O cronista oficial da corte de D. Afonso V, Gomes Eanes de Zurara, reportou a cena sem esconder a comoção:
- “Uns tinham as caras baixas e os rostos lavados em lágrimas, olhando uns para os outros; outros estavam gemendo mui dolorosamente, esguardando a altura dos céus, firmando os olhos em eles, bradando altamente, como se pedissem socorro ao Pai da natureza; outros feriam seu rosto com as palmas das mãos, lançando-se estendidos no meio do chão; outros faziam suas lamentações em maneira de canto, segundo o costume de sua terra, nas quais, posto que as palavras da linguagem não pudessem ser entendidas dos nossos, bem correspondiam ao grau de sua tristeza.”
Nessas águas oceânicas frias neste feriado de 10 de junho de 2015, banho os meus pés. Na parte superior do talude das rochas embelezadas por grutas onde a areia da praia termina, puseram a estátua de um sacerdote nascido em Lagos por aqueles tempos, canonizado como São Gonçalo.
Paramentada, a estátua estende ao mar um crucifixo, como se abençoando os que ali desembarcam. Esparramada pelas areias quentes, ou em tours de caiaques pela maré translúcida, a algaravia de turistas está provavelmente alheia àqueles fatos históricos.
Numa praça ao redor, a igreja de Santa Maria está de portas abertas. No seu centro a estátua, também olhando para o mar, é outra. É o infante D. Henrique, tendo por detrás o edifício onde funcionava o mercado de escravos, no momento em obras de manutenção.
Aquela primeira grande carga desembarcada (desde 1442 já se trazia escravizados para Lagos), tinha sido capturada ao sul do cabo Branco (Ras Nouadhibon, em árabe) por “seis caravelas bem armadas”, com pilotos experientes, sob o comando de Lançalote da Ilha, escudeiro do infante.
O historiador Arlindo Manuel Caldeira informa que a expedição deve ter conseguido tão volumoso contingente interceptando alguma caravana de mercadores muçulmanos procedente da África subsaariana.
Não foram os portugueses ou europeus os inventores da escravidão. Simplesmente aperfeiçoaram o processo, emprestando-lhe método científico na grande expansão do capitalismo mercantil, cujos reflexos nefastos urgem ser combatidos.
Leio que no Brasil o Conselho Nacional de Justiça (CNJ) e mesmo o Tribunal de Justiça da Bahia acabam de tomar medidas nesse sentido.
A partir de agora 20% das vagas de concursos para a magistratura e para serventuários de justiça no Estado são reservados a negros. Em Portugal, nada.

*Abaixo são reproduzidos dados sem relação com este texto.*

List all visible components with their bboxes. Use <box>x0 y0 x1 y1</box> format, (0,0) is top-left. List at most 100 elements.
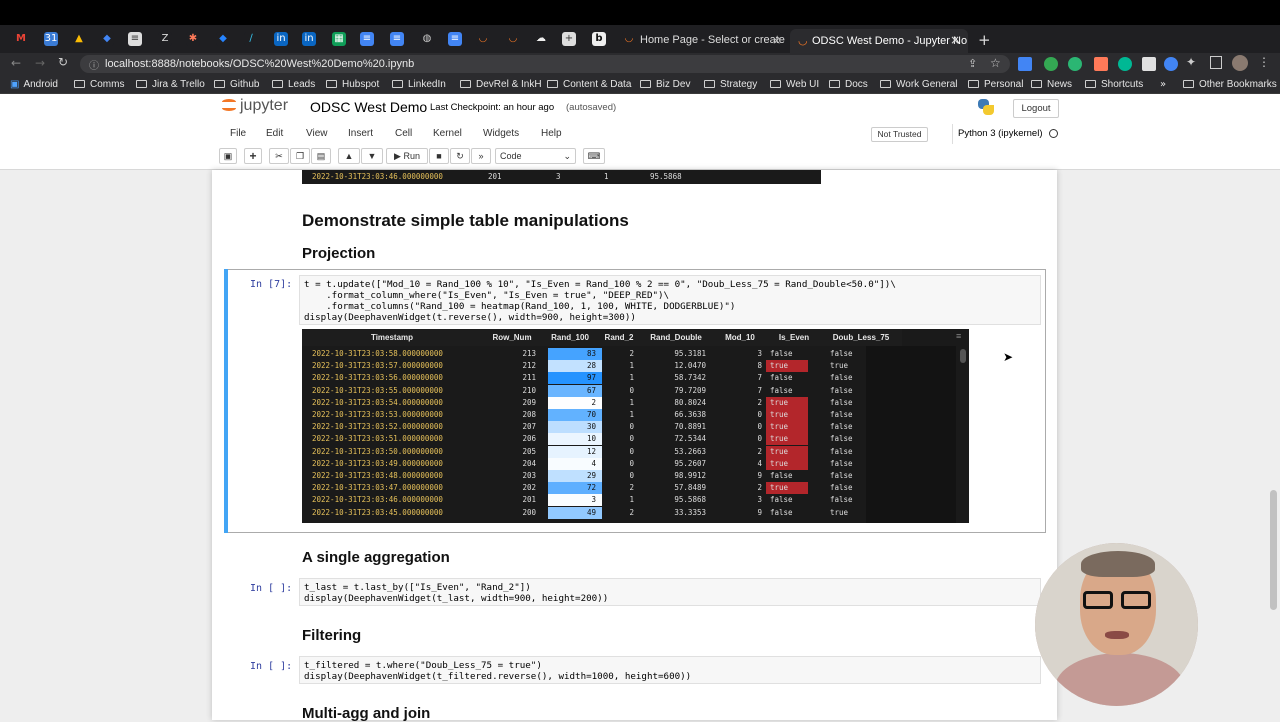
tab-odsc-west-demo[interactable]: ODSC West Demo - Jupyter No <box>790 29 968 53</box>
cut-icon[interactable]: ✂ <box>269 148 289 164</box>
page-scrollbar[interactable] <box>1270 490 1277 610</box>
evernote-icon[interactable] <box>1068 57 1082 71</box>
column-header-rand-2[interactable]: Rand_2 <box>598 329 640 346</box>
column-header-row-num[interactable]: Row_Num <box>482 329 542 346</box>
bookmark-jira[interactable]: Jira & Trello <box>136 75 205 94</box>
copy-icon[interactable]: ❐ <box>290 148 310 164</box>
b-icon[interactable]: b <box>592 32 606 46</box>
table-scrollbar[interactable] <box>960 349 966 363</box>
tab-close-icon[interactable]: × <box>772 34 781 47</box>
table-menu-icon[interactable]: ≡ <box>956 331 961 341</box>
menu-file[interactable]: File <box>230 128 246 139</box>
grammarly-icon[interactable] <box>1044 57 1058 71</box>
info-icon[interactable]: ⓘ <box>89 57 99 72</box>
bookmark-webui[interactable]: Web UI <box>770 75 819 94</box>
extension-icon[interactable] <box>1164 57 1178 71</box>
more-menu-icon[interactable]: ⋮ <box>1258 55 1270 69</box>
calendar-icon[interactable]: 31 <box>44 32 58 46</box>
back-icon[interactable]: ← <box>11 56 21 70</box>
bookmark-linkedin[interactable]: LinkedIn <box>392 75 446 94</box>
bookmark-github[interactable]: Github <box>214 75 259 94</box>
restart-icon[interactable]: ↻ <box>450 148 470 164</box>
extension-icon[interactable] <box>1118 57 1132 71</box>
bookmark-docs[interactable]: Docs <box>829 75 868 94</box>
menu-view[interactable]: View <box>306 128 328 139</box>
add-cell-icon[interactable]: + <box>244 148 262 164</box>
docs-icon[interactable]: ≡ <box>448 32 462 46</box>
gmail-icon[interactable]: M <box>14 32 28 46</box>
menu-help[interactable]: Help <box>541 128 562 139</box>
code-editor[interactable]: t = t.update(["Mod_10 = Rand_100 % 10", … <box>299 275 1041 325</box>
jupyter-logo-icon[interactable] <box>222 97 236 113</box>
logout-button[interactable]: Logout <box>1013 99 1059 118</box>
reload-icon[interactable]: ↻ <box>58 55 68 69</box>
plus-square-icon[interactable]: + <box>562 32 576 46</box>
column-header-rand-double[interactable]: Rand_Double <box>640 329 712 346</box>
bookmark-android[interactable]: ▣ Android <box>10 75 58 94</box>
jupyter-icon[interactable]: ◡ <box>506 32 520 46</box>
hubspot-extension-icon[interactable] <box>1094 57 1108 71</box>
bookmark-leads[interactable]: Leads <box>272 75 315 94</box>
bookmark-personal[interactable]: Personal <box>968 75 1023 94</box>
docs-icon[interactable]: ≡ <box>128 32 142 46</box>
menu-edit[interactable]: Edit <box>266 128 283 139</box>
profile-avatar[interactable] <box>1232 55 1248 71</box>
menu-insert[interactable]: Insert <box>348 128 373 139</box>
bookmark-hubspot[interactable]: Hubspot <box>326 75 379 94</box>
link-icon[interactable]: ∕ <box>244 32 258 46</box>
paste-icon[interactable]: ▤ <box>311 148 331 164</box>
cloud-icon[interactable]: ☁ <box>534 32 548 46</box>
bookmark-shortcuts[interactable]: Shortcuts <box>1085 75 1143 94</box>
cell-type-select[interactable]: Code ⌄ <box>495 148 576 164</box>
column-header-is-even[interactable]: Is_Even <box>768 329 820 346</box>
jupyter-icon[interactable]: ◡ <box>476 32 490 46</box>
bookmark-strategy[interactable]: Strategy <box>704 75 757 94</box>
jira-icon[interactable]: ◆ <box>216 32 230 46</box>
bookmark-star-icon[interactable]: ☆ <box>990 56 1001 70</box>
linkedin-icon[interactable]: in <box>302 32 316 46</box>
menu-kernel[interactable]: Kernel <box>433 128 462 139</box>
move-up-icon[interactable]: ▲ <box>338 148 360 164</box>
not-trusted-button[interactable]: Not Trusted <box>871 127 928 142</box>
save-icon[interactable]: ▣ <box>219 148 237 164</box>
hubspot-icon[interactable]: ✱ <box>186 32 200 46</box>
share-icon[interactable]: ⇪ <box>968 57 977 70</box>
run-button[interactable]: ▶ Run <box>386 148 428 164</box>
tab-home-page[interactable]: Home Page - Select or create a <box>618 28 788 53</box>
bookmark-comms[interactable]: Comms <box>74 75 124 94</box>
bookmark-news[interactable]: News <box>1031 75 1072 94</box>
code-editor[interactable]: t_filtered = t.where("Doub_Less_75 = tru… <box>299 656 1041 684</box>
puzzle-icon[interactable]: ✦ <box>1186 55 1196 69</box>
kernel-name[interactable]: Python 3 (ipykernel) <box>958 128 1042 139</box>
globe-icon[interactable]: ◍ <box>420 32 434 46</box>
bookmark-devrel[interactable]: DevRel & InkH <box>460 75 542 94</box>
jupyter-logo-text[interactable]: jupyter <box>240 97 288 115</box>
bookmark-content[interactable]: Content & Data <box>547 75 631 94</box>
menu-cell[interactable]: Cell <box>395 128 412 139</box>
bookmark-other[interactable]: Other Bookmarks <box>1183 75 1277 94</box>
stop-icon[interactable]: ■ <box>429 148 449 164</box>
column-header-rand-100[interactable]: Rand_100 <box>542 329 598 346</box>
new-tab-icon[interactable]: + <box>978 31 991 49</box>
url-field[interactable]: ⓘ localhost:8888/notebooks/ODSC%20West%2… <box>80 55 1010 73</box>
extension-icon[interactable] <box>1142 57 1156 71</box>
bookmark-bizdev[interactable]: Biz Dev <box>640 75 690 94</box>
column-header-mod-10[interactable]: Mod_10 <box>712 329 768 346</box>
menu-widgets[interactable]: Widgets <box>483 128 519 139</box>
zendesk-icon[interactable]: Z <box>158 32 172 46</box>
keyboard-icon[interactable]: ⌨ <box>583 148 605 164</box>
move-down-icon[interactable]: ▼ <box>361 148 383 164</box>
column-header-doub-less-75[interactable]: Doub_Less_75 <box>820 329 902 346</box>
more-bookmarks-icon[interactable]: » <box>1160 75 1166 94</box>
sheets-icon[interactable]: ▦ <box>332 32 346 46</box>
drive-icon[interactable]: ▲ <box>72 32 86 46</box>
tab-close-icon[interactable]: × <box>950 33 960 47</box>
docs-icon[interactable]: ≡ <box>390 32 404 46</box>
linkedin-icon[interactable]: in <box>274 32 288 46</box>
extension-icon[interactable] <box>1018 57 1032 71</box>
deephaven-widget-table[interactable]: Timestamp Row_Num Rand_100 Rand_2 Rand_Doubl… <box>302 329 969 523</box>
docs-icon[interactable]: ≡ <box>360 32 374 46</box>
bookmark-work-general[interactable]: Work General <box>880 75 958 94</box>
column-header-timestamp[interactable]: Timestamp <box>302 329 482 346</box>
chat-icon[interactable]: ◆ <box>100 32 114 46</box>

Leio sempre com gosto seus artigos, pelas informacoes e posicoes nele contidas, mas gostaria de acrescentar que a escravidao, resultado das querra de conquistas das cidades-estado na mesopotamia, surgiu juntamente com o excedente em funcao da adubacao e irrigacacao, a propriedade privada, a escrita, a especializacao e isso tudo que se costuma chamar de civilizacao…..
“Em Portugal nada”; foi assim que terminou. E porque acha que em Portugal deveria haver políticas semelhantes? Lamento dizer-lhe que está muito mal informado não só sobre a escravatura mas também sobre as razões pelas quais em Portugal não se adoptaram medidas similares às que o Brasil adoptou para integração. Não leia a sociedade portuguesa com as lentes que habitualmente se usam no Brasil sobre estas questões. Como homem culto que é só lhe fica mal.
se não foram os europeus os inventores da escravidão, certamente que foram os africanos, assim como os queijos comem os ratos.
Portugual com esta atitude deixou de ser à época um império evoluido pra ser um lixo na história. O encontro da malicia européa com povos ainda se desenvolvendo com seus conflitos e sua natureza, resultou na barbari potrificada lusitana, espanhola, holandesa entre outras. Se estes se dizem evoluidos, prefiro me assemelhar aos animais.